E agora, teremos um Buy Argentina?

Nesta semana, quando o secretário geral do Itamaraty, embaixador Samuel Pinheiro Guimarães, e seu colega argentino se reunirem para discutir os problemas de nosso relacionamento bilateral e preparar a reunião entre os presidentes do Brasil e da Argentina em São Paulo, no próximo dia 20, com certeza pode-se afirmar uma coisa: perderão brasileiros e argentinos.

A menos que haja uma mudança de script de última hora, o Brasil cederá às pressões do protecionismo argentino. Uma possibilidade é a aceitação, pelo governo brasileiro, da imposição ao setor privado de acordos "voluntários" de restrição de exportações ao país vizinho.

Por esse mecanismo, que ao que se diz afetaria pelos menos nove setores exportadores brasileiros – entre os quais calçados, têxteis, eletrodomésticos da linha branca (especialmente fogões e geladeiras), máquinas agrícolas, papel e siderurgia (tubos e chapas de aço) – o governo brasileiro induziria os empresários a limitar por cotas as exportações para a Argentina. A alternativa será ver o parceiro impor, ele próprio, as restrições.

O chanceler Celso Amorim tem, com muita propriedade, afirmado que estamos passando por mais um teste de estresse em nossa relação bilateral com a Argentina. Quantos mais enfrentaremos, se cedermos novamente, como, aliás, vimos fazendo já há bastante tempo, em nome da boa vizinhança no Mercosul?

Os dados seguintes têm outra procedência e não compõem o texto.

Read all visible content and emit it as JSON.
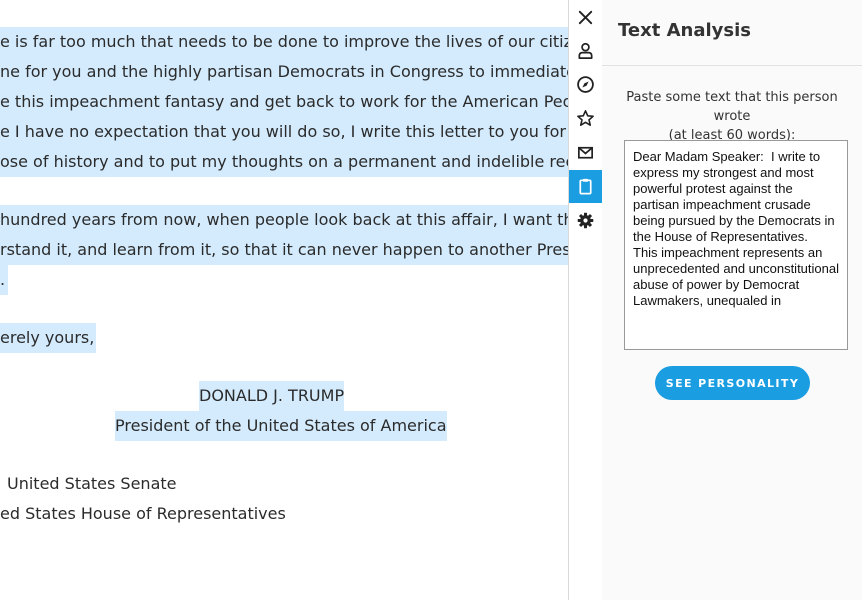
{
  "letter": {
    "lines": [
      "e is far too much that needs to be done to improve the lives of our citizens.  It",
      "ne for you and the highly partisan Democrats in Congress to immediately",
      "e this impeachment fantasy and get back to work for the American People.",
      "e I have no expectation that you will do so, I write this letter to you for the",
      "ose of history and to put my thoughts on a permanent and indelible record.",
      "hundred years from now, when people look back at this affair, I want them to",
      "rstand it, and learn from it, so that it can never happen to another President",
      ".",
      "erely yours,",
      "DONALD J. TRUMP",
      "President of the United States of America",
      "United States Senate",
      "ed States House of Representatives"
    ]
  },
  "rail": {
    "icons": [
      "close-icon",
      "person-icon",
      "compass-icon",
      "star-icon",
      "mail-icon",
      "clipboard-icon",
      "gear-icon"
    ],
    "active": "clipboard-icon"
  },
  "panel": {
    "title": "Text Analysis",
    "prompt_line1": "Paste some text that this person wrote",
    "prompt_line2": "(at least 60 words):",
    "textarea_value": "Dear Madam Speaker:  I write to express my strongest and most powerful protest against the partisan impeachment crusade being pursued by the Democrats in the House of Representatives.  This impeachment represents an unprecedented and unconstitutional abuse of power by Democrat Lawmakers, unequaled in",
    "button_label": "SEE PERSONALITY"
  },
  "colors": {
    "accent": "#1a9de1",
    "highlight": "#d3ebfd"
  }
}
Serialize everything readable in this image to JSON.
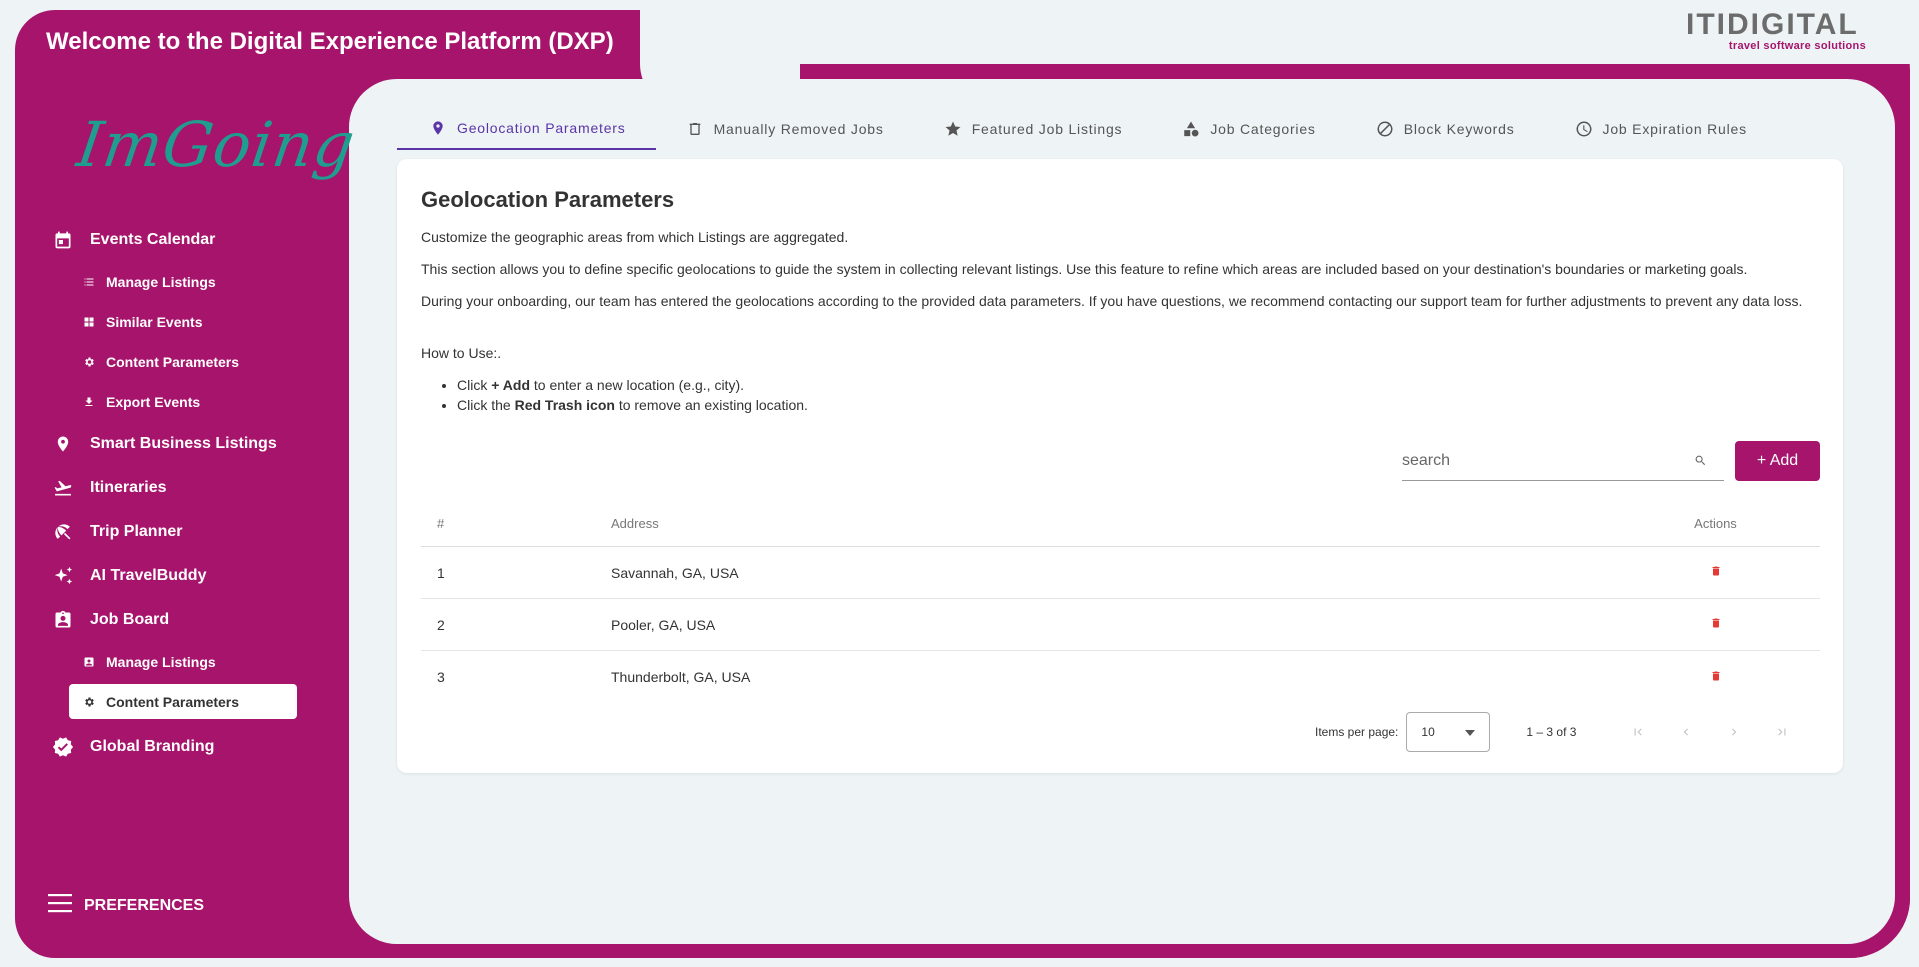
{
  "header": {
    "welcome": "Welcome to the Digital Experience Platform (DXP)"
  },
  "brand": {
    "name": "ITIDIGITAL",
    "tagline": "travel software solutions"
  },
  "sidebar": {
    "logo_text": "ImGoing",
    "items": [
      {
        "label": "Events Calendar",
        "icon": "calendar-icon"
      },
      {
        "label": "Manage Listings",
        "icon": "list-icon",
        "sub": true
      },
      {
        "label": "Similar Events",
        "icon": "similar-icon",
        "sub": true
      },
      {
        "label": "Content Parameters",
        "icon": "gear-icon",
        "sub": true
      },
      {
        "label": "Export Events",
        "icon": "download-icon",
        "sub": true
      },
      {
        "label": "Smart Business Listings",
        "icon": "pin-icon"
      },
      {
        "label": "Itineraries",
        "icon": "plane-icon"
      },
      {
        "label": "Trip Planner",
        "icon": "umbrella-icon"
      },
      {
        "label": "AI TravelBuddy",
        "icon": "sparkle-icon"
      },
      {
        "label": "Job Board",
        "icon": "badge-icon"
      },
      {
        "label": "Manage Listings",
        "icon": "list-icon",
        "sub": true
      },
      {
        "label": "Content Parameters",
        "icon": "gear-icon",
        "sub": true,
        "active": true
      },
      {
        "label": "Global Branding",
        "icon": "verified-icon"
      }
    ],
    "preferences": "PREFERENCES"
  },
  "tabs": [
    {
      "label": "Geolocation Parameters",
      "icon": "pin-icon",
      "active": true
    },
    {
      "label": "Manually Removed Jobs",
      "icon": "trash-icon"
    },
    {
      "label": "Featured Job Listings",
      "icon": "star-icon"
    },
    {
      "label": "Job Categories",
      "icon": "shapes-icon"
    },
    {
      "label": "Block Keywords",
      "icon": "block-icon"
    },
    {
      "label": "Job Expiration Rules",
      "icon": "clock-icon"
    }
  ],
  "content": {
    "title": "Geolocation Parameters",
    "p1": "Customize the geographic areas from which Listings are aggregated.",
    "p2": "This section allows you to define specific geolocations to guide the system in collecting relevant listings. Use this feature to refine which areas are included based on your destination's boundaries or marketing goals.",
    "p3": "During your onboarding, our team has entered the geolocations according to the provided data parameters. If you have questions, we recommend contacting our support team for further adjustments to prevent any data loss.",
    "how_to": "How to Use:.",
    "step1_pre": "Click ",
    "step1_bold": "+ Add",
    "step1_post": " to enter a new location (e.g., city).",
    "step2_pre": "Click the ",
    "step2_bold": "Red Trash icon",
    "step2_post": " to remove an existing location."
  },
  "search": {
    "placeholder": "search"
  },
  "add_button": "+ Add",
  "table": {
    "headers": [
      "#",
      "Address",
      "Actions"
    ],
    "rows": [
      {
        "num": "1",
        "address": "Savannah, GA, USA"
      },
      {
        "num": "2",
        "address": "Pooler, GA, USA"
      },
      {
        "num": "3",
        "address": "Thunderbolt, GA, USA"
      }
    ]
  },
  "pagination": {
    "label": "Items per page:",
    "page_size": "10",
    "range": "1 – 3 of 3"
  },
  "colors": {
    "primary": "#a6146c",
    "accent": "#5b35a8",
    "danger": "#e53935",
    "logo": "#1f9e8f"
  }
}
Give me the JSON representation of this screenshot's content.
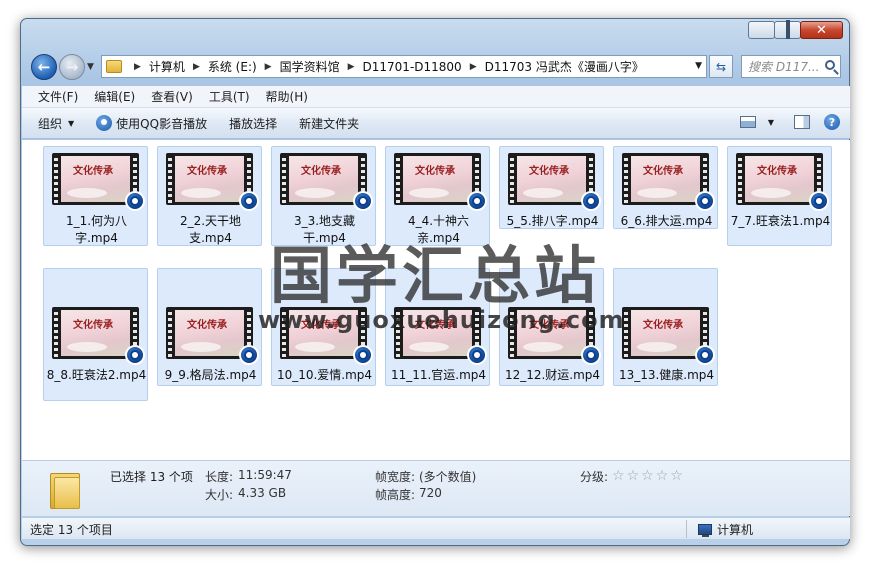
{
  "window": {
    "controls": [
      "minimize",
      "maximize",
      "close"
    ]
  },
  "address": {
    "breadcrumbs": [
      "计算机",
      "系统 (E:)",
      "国学资料馆",
      "D11701-D11800",
      "D11703 冯武杰《漫画八字》"
    ],
    "search_placeholder": "搜索 D117..."
  },
  "menu": [
    "文件(F)",
    "编辑(E)",
    "查看(V)",
    "工具(T)",
    "帮助(H)"
  ],
  "toolbar": {
    "organize": "组织",
    "play_qq": "使用QQ影音播放",
    "play_selection": "播放选择",
    "new_folder": "新建文件夹"
  },
  "thumbnail_text": "文化传承",
  "files": [
    {
      "label": "1_1.何为八字.mp4"
    },
    {
      "label": "2_2.天干地支.mp4"
    },
    {
      "label": "3_3.地支藏干.mp4"
    },
    {
      "label": "4_4.十神六亲.mp4"
    },
    {
      "label": "5_5.排八字.mp4"
    },
    {
      "label": "6_6.排大运.mp4"
    },
    {
      "label": "7_7.旺衰法1.mp4"
    },
    {
      "label": "8_8.旺衰法2.mp4"
    },
    {
      "label": "9_9.格局法.mp4"
    },
    {
      "label": "10_10.爱情.mp4"
    },
    {
      "label": "11_11.官运.mp4"
    },
    {
      "label": "12_12.财运.mp4"
    },
    {
      "label": "13_13.健康.mp4"
    }
  ],
  "watermark": {
    "title": "国学汇总站",
    "url": "www.guoxuehuizong.com"
  },
  "details": {
    "selected": "已选择 13 个项",
    "length_label": "长度:",
    "length_value": "11:59:47",
    "size_label": "大小:",
    "size_value": "4.33 GB",
    "frame_width_label": "帧宽度:",
    "frame_width_value": "(多个数值)",
    "frame_height_label": "帧高度:",
    "frame_height_value": "720",
    "rating_label": "分级:",
    "rating_stars": 0,
    "rating_max": 5
  },
  "status": {
    "left": "选定 13 个项目",
    "right": "计算机"
  }
}
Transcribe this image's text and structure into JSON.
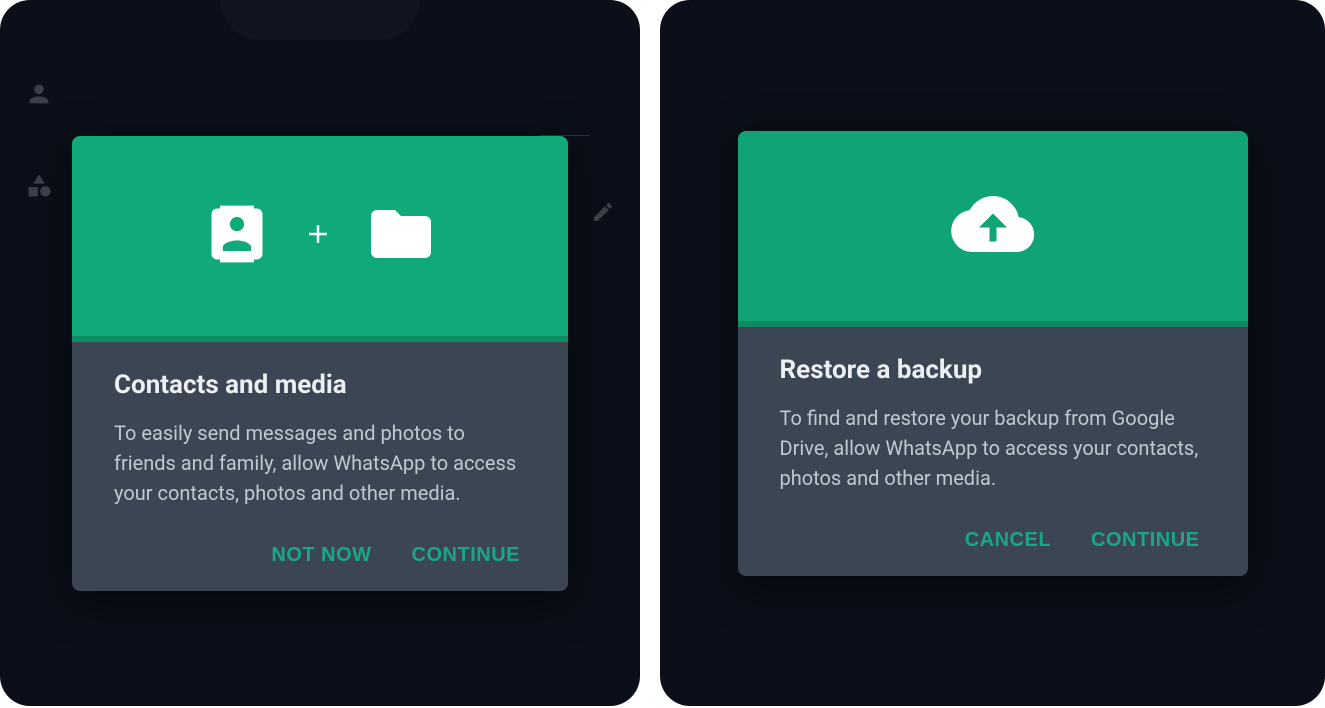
{
  "dialogs": {
    "contacts": {
      "title": "Contacts and media",
      "body": "To easily send messages and photos to friends and family, allow WhatsApp to access your contacts, photos and other media.",
      "secondary_action": "NOT NOW",
      "primary_action": "CONTINUE"
    },
    "restore": {
      "title": "Restore a backup",
      "body": "To find and restore your backup from Google Drive, allow WhatsApp to access your contacts, photos and other media.",
      "secondary_action": "CANCEL",
      "primary_action": "CONTINUE"
    }
  },
  "colors": {
    "accent_green": "#10a97a",
    "dialog_bg": "#3b4554",
    "frame_bg": "#0a0f19",
    "button_text": "#1aa884"
  }
}
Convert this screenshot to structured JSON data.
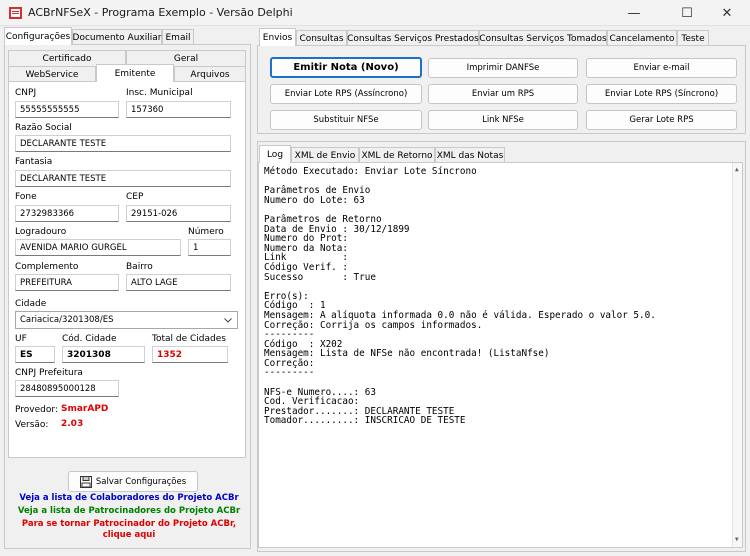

O que está sendo ignorado é que, de concessão em concessão, não somente perdem as empresas exportadoras brasileiras e seus acionistas – isto é, o capital investido na atividade de exportação. Perdem também, e talvez, principalmente, os trabalhadores empregados nessas empresas. Porque, em um momento de retração do mercado interno e de enormes dificuldades de manutenção das exportações para os países fora do Mercosul, o fechamento do mercado argentino pode levar a maiores dificuldades de manutenção do emprego desses trabalhadores. Com isso, além de perderem capital e trabalho brasileiros, perde também o próprio governo, com a redução na arrecadação tributária decorrente do menor nível de atividade das empresas voltadas para as vendas à Argentina.

Se tudo não fosse suficiente, perdem também os consumidores argentinos, a quem caberia ao governo argentino defender. Porque não tenham ilusões: o protecionismo argentino forçará os consumidores locais a restringir suas opções entre produtos argentinos e brasileiros. Em decorrência, o mercado do país vizinho estará resguardado, como uma reserva de caça, às empresas locais, agora livres da "sanha" da concorrência mais eficiente dos brasileiros.

Monopolizado o mercado para um pequeno número de empresas ineficientes, o consumidor argentino só poderá perder. Em lugar da alternativa, a imposição: o que se está preparando é um "Buy Argentina", um nefasto similar da disposição do programa do presidente americano Barack Obama de restringir os gastos de recuperação fiscal americano às empresas do próprio país.

Outras consequências advirão de uma possível rendição brasileira aos pleitos protecionistas argentinos. O Mercosul, passada e consolidada a fase de redemocratização no Brasil e na Argentina, é uma zona de livre comércio, ainda que imperfeita, em que se pretende dar tratamento de produto nacional a tudo que é produzido no Brasil, na Argentina, no Paraguai e no Uruguai. Trata-se de eliminar barreiras à livre movimentação de bens e serviços entre os parceiros, como existe entre São Paulo e o Rio de Janeiro e Pernambuco, e entre Buenos Aires e Entre Rios. Criamos com o Mercosul um espaço maior de liberdade comercial, onde vence quem melhor atende os consumidores, em termos de preço e qualidade.

O que queremos afirmar com a aceitação de barreiras ao comércio? Que os consumidores argentinos não importam? Que igualmente não importa o emprego dos trabalhadores brasileiros? Que importa somente o retorno de capitalistas argentinos, ineficientes, atingidos pela crise, como de resto nós brasileiros, também?

Estaremos sinalizando para os paraguaios e uruguaios que, quando estão em embate os interesses dos sócios grandes do Mercosul, "às favas com os escrúpulos" e princípios? E se o conflito fosse com um dos sócios menores, estaríamos igualmente dispostos a ceder?

Esse é um tema importante para a meditação do senhor presidente, tão preocupado que está com os empregos na Embraer. Quanto empregos perderemos se cederemos a qualquer pressão dos argentinos? E que sinal estaremos dando aos paraguaios, uruguaios e venezuelanos, com tanta concessão?